It has emerged that former President Mwai Kibaki was part of the problem during the push for the second liberation, against former President Daniel Moi's regime.
Moi's leadership was accused of plunging the nation into a single-party system, which a number of politicians attempted to fight against for years, before an ultimate win.
Koigi Wa Wamwere, one of the fighters, now says that Kibaki, though he later became president, was a single-party sympathizer, who had close links with the Nyayo regime.

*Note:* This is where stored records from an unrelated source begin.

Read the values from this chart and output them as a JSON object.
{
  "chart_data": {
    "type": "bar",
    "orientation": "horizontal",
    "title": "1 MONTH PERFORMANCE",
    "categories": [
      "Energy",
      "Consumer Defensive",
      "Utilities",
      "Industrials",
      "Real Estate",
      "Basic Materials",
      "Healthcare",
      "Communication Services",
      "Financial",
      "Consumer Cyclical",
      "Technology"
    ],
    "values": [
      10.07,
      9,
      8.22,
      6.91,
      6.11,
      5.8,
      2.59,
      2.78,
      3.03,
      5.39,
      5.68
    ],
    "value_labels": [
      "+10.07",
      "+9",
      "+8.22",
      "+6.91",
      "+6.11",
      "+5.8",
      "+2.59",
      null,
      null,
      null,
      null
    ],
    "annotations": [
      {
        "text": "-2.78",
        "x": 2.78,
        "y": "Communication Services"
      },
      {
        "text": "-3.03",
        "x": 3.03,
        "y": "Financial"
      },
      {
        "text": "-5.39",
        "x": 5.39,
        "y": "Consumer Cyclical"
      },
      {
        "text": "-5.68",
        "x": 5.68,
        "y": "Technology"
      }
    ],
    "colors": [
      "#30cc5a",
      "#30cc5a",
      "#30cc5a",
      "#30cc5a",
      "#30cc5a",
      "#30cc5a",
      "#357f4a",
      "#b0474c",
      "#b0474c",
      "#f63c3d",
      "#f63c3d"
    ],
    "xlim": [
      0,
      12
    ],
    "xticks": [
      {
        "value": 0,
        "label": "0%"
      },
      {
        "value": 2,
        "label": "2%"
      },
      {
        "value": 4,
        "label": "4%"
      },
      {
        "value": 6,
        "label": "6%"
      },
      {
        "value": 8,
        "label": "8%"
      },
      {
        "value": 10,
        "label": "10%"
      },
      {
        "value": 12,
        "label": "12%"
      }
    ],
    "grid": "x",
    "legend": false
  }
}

This, however, passed the eye of many Kenyans, who considered him different, given that he is the one who crushed Moi's leadership and managed to uproot KANU in 2002.
Koigi says that previously, he even mocked people trying to criticize the government, at some point likening them to madmen trying to achieve the unachievable.
"Kibaki was not a democracy fighter, he was fighting democracy. I remember he once said that those fighting KANU are market madmen trying to cut down a fig tree using a razor (Kibaki hakuwa mpiganiaji wa demokrasia, alikuwa anapinga demokrasia. Nakumbuka wakati mmoja akisema anayetaka kupinga KANU ni mwendawazimu wa soko anayetaka kukata mti wa mugumo kwa wembe)," he said on Monday.
Wamwere, a former Subukia Member of Parliament, was speaking on Radio Sauti Ya Mwananchi.
Therefore, he noted, Kibaki only managed to survive the elections because Kenyans had some faith in him, in a poll where he won with a wide margin, beating President Uhuru Kenyatta.
"He was elected because Kenyans had faith in him (Alichaguliwa kwa sababu wakenya walikuwa na amani nayeye)," he added.
In the poll, the retiring Moi threw his weight behind the then youthful Uhuru, after Koigi and other second liberation fighters had successfully enbaled for the formation of many parties.